"Let books be your dining table, / And you shall be full of delights. / Let them be your
mattress,/
And you shall sleep restful nights" (St. Ephraim the Syrian).


Saturday, April 15, 2017

Spiritual and Artistic Askesis

Given the ongoing iconoclastic crisis in the Latin Church, which has shown few signs of abating over the last half-century at least, it should not surprise us that the West is not only alienated from an incarnational understanding of imagery in keeping with Nicaea II, but also unaware of the fact that the very process of making icons is itself a spiritual process. Those who have produced images know that it is no mere "mechanical" or "technical" undertaking, though technical skill is of course essential. It is also a process of prayer, fasting, and contemplation.

Thus this latest book, though welcome, has, once again, the feel of the West having to "rediscover" something that was never really lost in the East: Sense and Spirituality: The Arts and Spiritual Formation (Cascade, 2015), 146pp. by James McCullough.

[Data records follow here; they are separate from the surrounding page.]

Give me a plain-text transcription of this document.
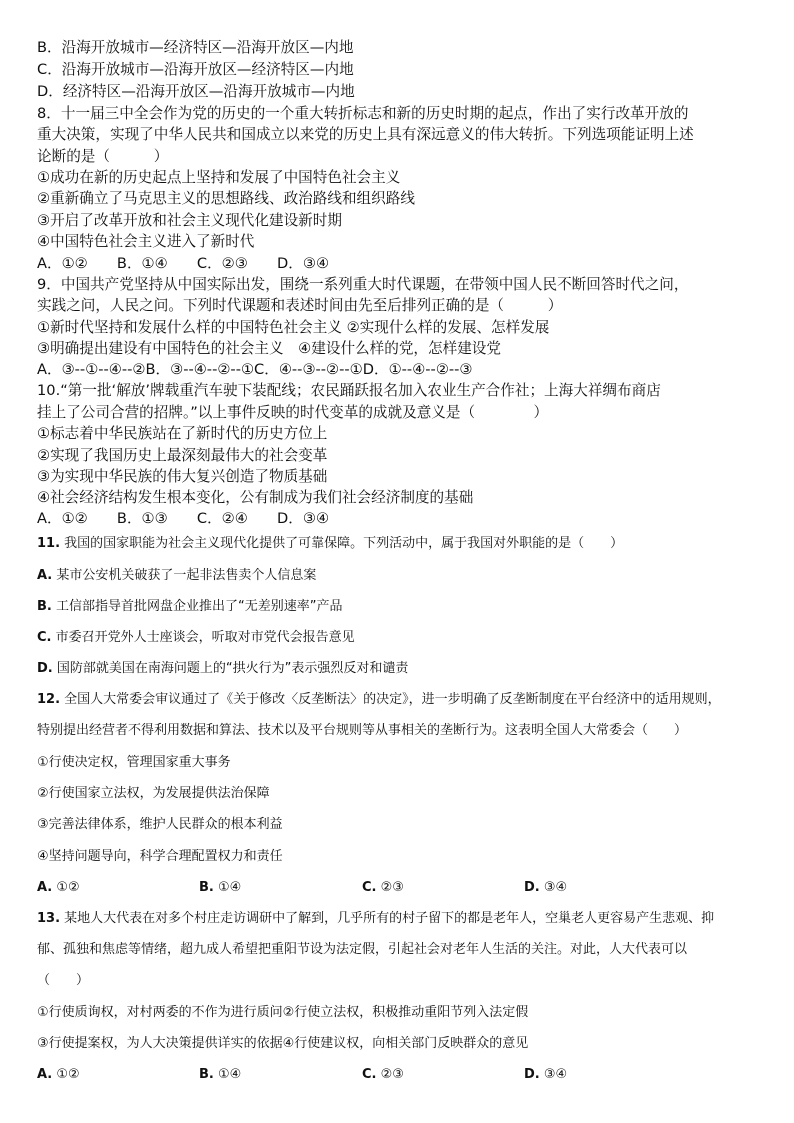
B．沿海开放城市—经济特区—沿海开放区—内地
C．沿海开放城市—沿海开放区—经济特区—内地
D．经济特区—沿海开放区—沿海开放城市—内地
8．十一届三中全会作为党的历史的一个重大转折标志和新的历史时期的起点，作出了实行改革开放的
重大决策，实现了中华人民共和国成立以来党的历史上具有深远意义的伟大转折。下列选项能证明上述
论断的是（　　　）
①成功在新的历史起点上坚持和发展了中国特色社会主义
②重新确立了马克思主义的思想路线、政治路线和组织路线
③开启了改革开放和社会主义现代化建设新时期
④中国特色社会主义进入了新时代
A．①②　　B．①④　　C．②③　　D．③④
9．中国共产党坚持从中国实际出发，围绕一系列重大时代课题，在带领中国人民不断回答时代之问，
实践之问，人民之问。下列时代课题和表述时间由先至后排列正确的是（　　　）
①新时代坚持和发展什么样的中国特色社会主义 ②实现什么样的发展、怎样发展
③明确提出建设有中国特色的社会主义　④建设什么样的党，怎样建设党
A．③--①--④--②B．③--④--②--①C．④--③--②--①D．①--④--②--③
10.“第一批‘解放’牌载重汽车驶下装配线；农民踊跃报名加入农业生产合作社；上海大祥绸布商店
挂上了公司合营的招牌。”以上事件反映的时代变革的成就及意义是（　　　　）
①标志着中华民族站在了新时代的历史方位上
②实现了我国历史上最深刻最伟大的社会变革
③为实现中华民族的伟大复兴创造了物质基础
④社会经济结构发生根本变化，公有制成为我们社会经济制度的基础
A．①②　　B．①③　　C．②④　　D．③④
11. 我国的国家职能为社会主义现代化提供了可靠保障。下列活动中，属于我国对外职能的是（　　）
A. 某市公安机关破获了一起非法售卖个人信息案
B. 工信部指导首批网盘企业推出了“无差别速率”产品
C. 市委召开党外人士座谈会，听取对市党代会报告意见
D. 国防部就美国在南海问题上的“拱火行为”表示强烈反对和谴责
12. 全国人大常委会审议通过了《关于修改〈反垄断法〉的决定》，进一步明确了反垄断制度在平台经济中的适用规则，
特别提出经营者不得利用数据和算法、技术以及平台规则等从事相关的垄断行为。这表明全国人大常委会（　　）
①行使决定权，管理国家重大事务
②行使国家立法权，为发展提供法治保障
③完善法律体系，维护人民群众的根本利益
④坚持问题导向，科学合理配置权力和责任
A. ①②	B. ①④	C. ②③	D. ③④
13. 某地人大代表在对多个村庄走访调研中了解到，几乎所有的村子留下的都是老年人，空巢老人更容易产生悲观、抑
郁、孤独和焦虑等情绪，超九成人希望把重阳节设为法定假，引起社会对老年人生活的关注。对此，人大代表可以
（　　）
①行使质询权，对村两委的不作为进行质问②行使立法权，积极推动重阳节列入法定假
③行使提案权，为人大决策提供详实的依据④行使建议权，向相关部门反映群众的意见
A. ①②	B. ①④	C. ②③	D. ③④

About this book the publisher tells us:
There is growing interest in the relationship between the arts and Christian faith. Much has been written about the arts and theology and the place of the arts in church life. Not as much has been written, however, about how the arts might actually advance spiritual formation in terms of the cumulative effect of religious experience and intentional practices. This book provides a modest step forward in that conversation, a conversation between theological aesthetics and practical theology. Understanding aesthetics as "the realm of sense perception" and spiritual formation as "growing capacities to participate in God's purposes" James McCullough suggests how these dynamics can mutually enhance each other, with the arts as an effective catalyst for this relationship. McCullough proposes an analysis of artistic communication and explores exciting examples from music, poetry, and painting, which render theoretical proposals in concrete terms. This book will engage both those new to the arts and those already deeply familiar with them.